As we all know, the Sandy Bridge platform is strict in terms of locking the FSB on their chips, once only gets access to multiplier adjustment done through the K-series, ruining all the fun enthusiasts used to have in terms of overclocking.
Perhaps taking a few lessons from this will leave the next generation 22nm Ivy Bridge with some changes; that too unfortunately very limited. Due to a single clock generator controlling the speed of all electrical buses, overclocking of LGA-1155 compatible processors beyond the default 100 MHz base clock speed is very limited, up to 5-7% without other hardware components failing. Thus, Sandy Bridge is very limited when it comes to overclocking; mainly due to the internal clock generator on the processor, rather than traditionally being placed on chipsets.
So as Ivy Bridge will be backward compatible with the current chipsets, it won’t be completely open to the natural frequency, but still the guys at Intel are still trying to make up for the ground they lost with another feature used in the past times.
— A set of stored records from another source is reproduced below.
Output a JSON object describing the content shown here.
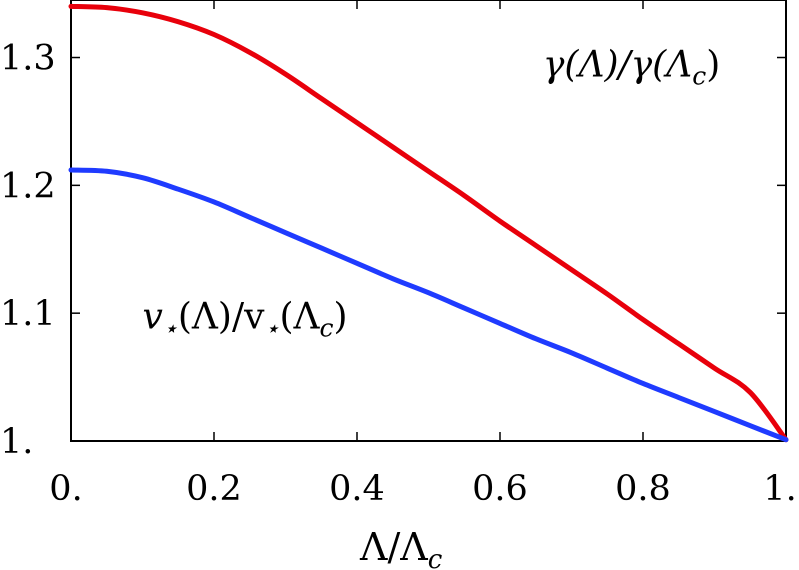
{
  "chart_data": {
    "type": "line",
    "title": "",
    "xlabel": "Λ/Λ",
    "xlabel_sub": "c",
    "ylabel": "",
    "xlim": [
      0,
      1
    ],
    "ylim": [
      1.0,
      1.345
    ],
    "grid": false,
    "legend": "none",
    "x_ticks": [
      {
        "value": 0,
        "label": "0."
      },
      {
        "value": 0.2,
        "label": "0.2"
      },
      {
        "value": 0.4,
        "label": "0.4"
      },
      {
        "value": 0.6,
        "label": "0.6"
      },
      {
        "value": 0.8,
        "label": "0.8"
      },
      {
        "value": 1,
        "label": "1."
      }
    ],
    "y_ticks": [
      {
        "value": 1.0,
        "label": "1."
      },
      {
        "value": 1.1,
        "label": "1.1"
      },
      {
        "value": 1.2,
        "label": "1.2"
      },
      {
        "value": 1.3,
        "label": "1.3"
      }
    ],
    "x": [
      0,
      0.05,
      0.1,
      0.15,
      0.2,
      0.25,
      0.3,
      0.35,
      0.4,
      0.45,
      0.5,
      0.55,
      0.6,
      0.65,
      0.7,
      0.75,
      0.8,
      0.85,
      0.9,
      0.95,
      1.0
    ],
    "series": [
      {
        "name": "γ(Λ)/γ(Λc)",
        "color": "#e8000b",
        "values": [
          1.34,
          1.339,
          1.335,
          1.328,
          1.318,
          1.304,
          1.287,
          1.268,
          1.249,
          1.23,
          1.211,
          1.192,
          1.172,
          1.153,
          1.134,
          1.115,
          1.095,
          1.076,
          1.057,
          1.038,
          1.001
        ]
      },
      {
        "name": "v⋆(Λ)/v⋆(Λc)",
        "color": "#1f3bff",
        "values": [
          1.212,
          1.211,
          1.206,
          1.197,
          1.187,
          1.175,
          1.163,
          1.151,
          1.139,
          1.127,
          1.116,
          1.104,
          1.092,
          1.08,
          1.069,
          1.057,
          1.045,
          1.034,
          1.023,
          1.012,
          1.001
        ]
      }
    ],
    "annotations": [
      {
        "main": "γ(Λ)/γ(Λ",
        "sub": "c",
        "close": ")",
        "x": 0.66,
        "y": 1.285
      },
      {
        "main": "v",
        "star": "⋆",
        "mid": "(Λ)/v",
        "star2": "⋆",
        "tail": "(Λ",
        "sub": "c",
        "close": ")",
        "x": 0.1,
        "y": 1.088
      }
    ]
  }
}
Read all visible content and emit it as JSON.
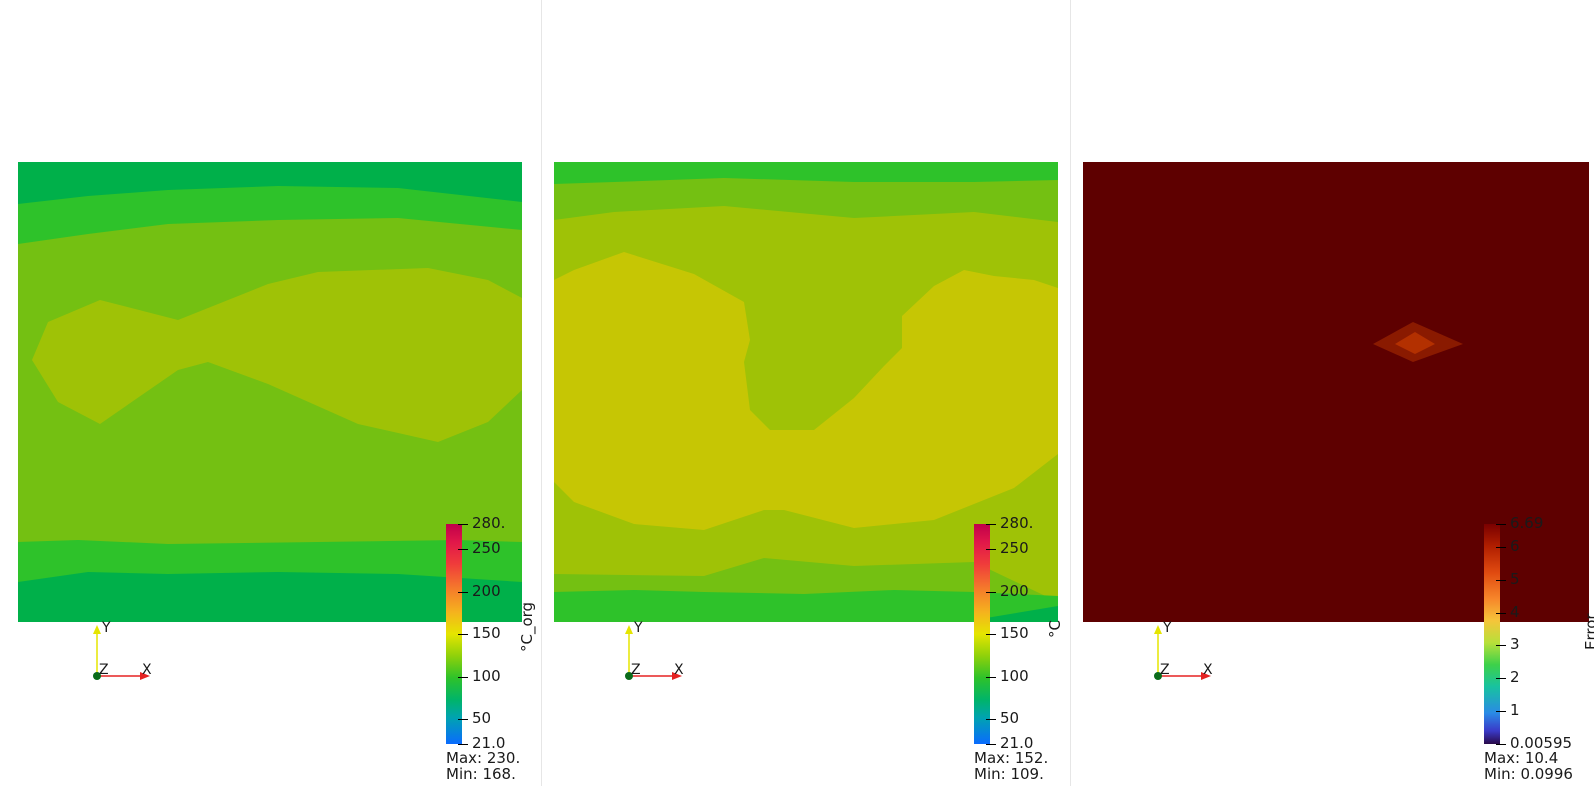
{
  "views": [
    {
      "name": "view-original",
      "colorbar": {
        "title": "°C_org",
        "ticks": [
          "280.",
          "250",
          "200",
          "150",
          "100",
          "50",
          "21.0"
        ],
        "tick_values": [
          280,
          250,
          200,
          150,
          100,
          50,
          21
        ],
        "range": [
          21,
          280
        ],
        "colormap": "jet-like"
      },
      "stats": {
        "max": "Max: 230.",
        "min": "Min: 168."
      }
    },
    {
      "name": "view-predicted",
      "colorbar": {
        "title": "°C",
        "ticks": [
          "280.",
          "250",
          "200",
          "150",
          "100",
          "50",
          "21.0"
        ],
        "tick_values": [
          280,
          250,
          200,
          150,
          100,
          50,
          21
        ],
        "range": [
          21,
          280
        ],
        "colormap": "jet-like"
      },
      "stats": {
        "max": "Max: 152.",
        "min": "Min: 109."
      }
    },
    {
      "name": "view-error",
      "colorbar": {
        "title": "Error",
        "ticks": [
          "6.69",
          "6",
          "5",
          "4",
          "3",
          "2",
          "1",
          "0.00595"
        ],
        "tick_values": [
          6.69,
          6,
          5,
          4,
          3,
          2,
          1,
          0.00595
        ],
        "range": [
          0.00595,
          6.69
        ],
        "colormap": "turbo-like"
      },
      "stats": {
        "max": "Max: 10.4",
        "min": "Min: 0.0996"
      }
    }
  ],
  "axes_triad": {
    "x": "X",
    "y": "Y",
    "z": "Z"
  },
  "colors": {
    "band_dark_green": "#00b04a",
    "band_green": "#2ec22a",
    "band_lime": "#74c012",
    "band_yellow_green": "#9fc206",
    "band_yellow": "#c6c604",
    "error_bg": "#5e0000",
    "error_spot_outer": "#8a1a00",
    "error_spot_inner": "#b33000",
    "axis_x": "#e52222",
    "axis_y": "#e5e500",
    "axis_origin": "#0a6b1a"
  }
}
Old enthusiasts much remember the Pentium 2 era when there used to be a super-FSB with DIP switch that allowed us to choose between parameters of 66MHz, 84MHz, 100MHz and so on. Hence, Ivy Bridge is likely to have that feature that will allow overclockers to switch between its FSB back and forth, with each increment in the FSB up and down to about 5 percent of the space. For example, a bus speed of 100 MHz down to 95 MHz and upto 105 MHz respectively.
Also, one should expect the Ivy Bridge chips to support speeds of native DDR3-2133 MHz as there is a clear possibility of the future boards having DDR3-3000 MHz support as well! Even though the current Sandy Bridge chips run at DDR3-1333 MHz, it’s likely to happen since as you may have heard about AMD’s upcoming Bulldozers and APU’s running at a native DDR3-1866MHz speeds.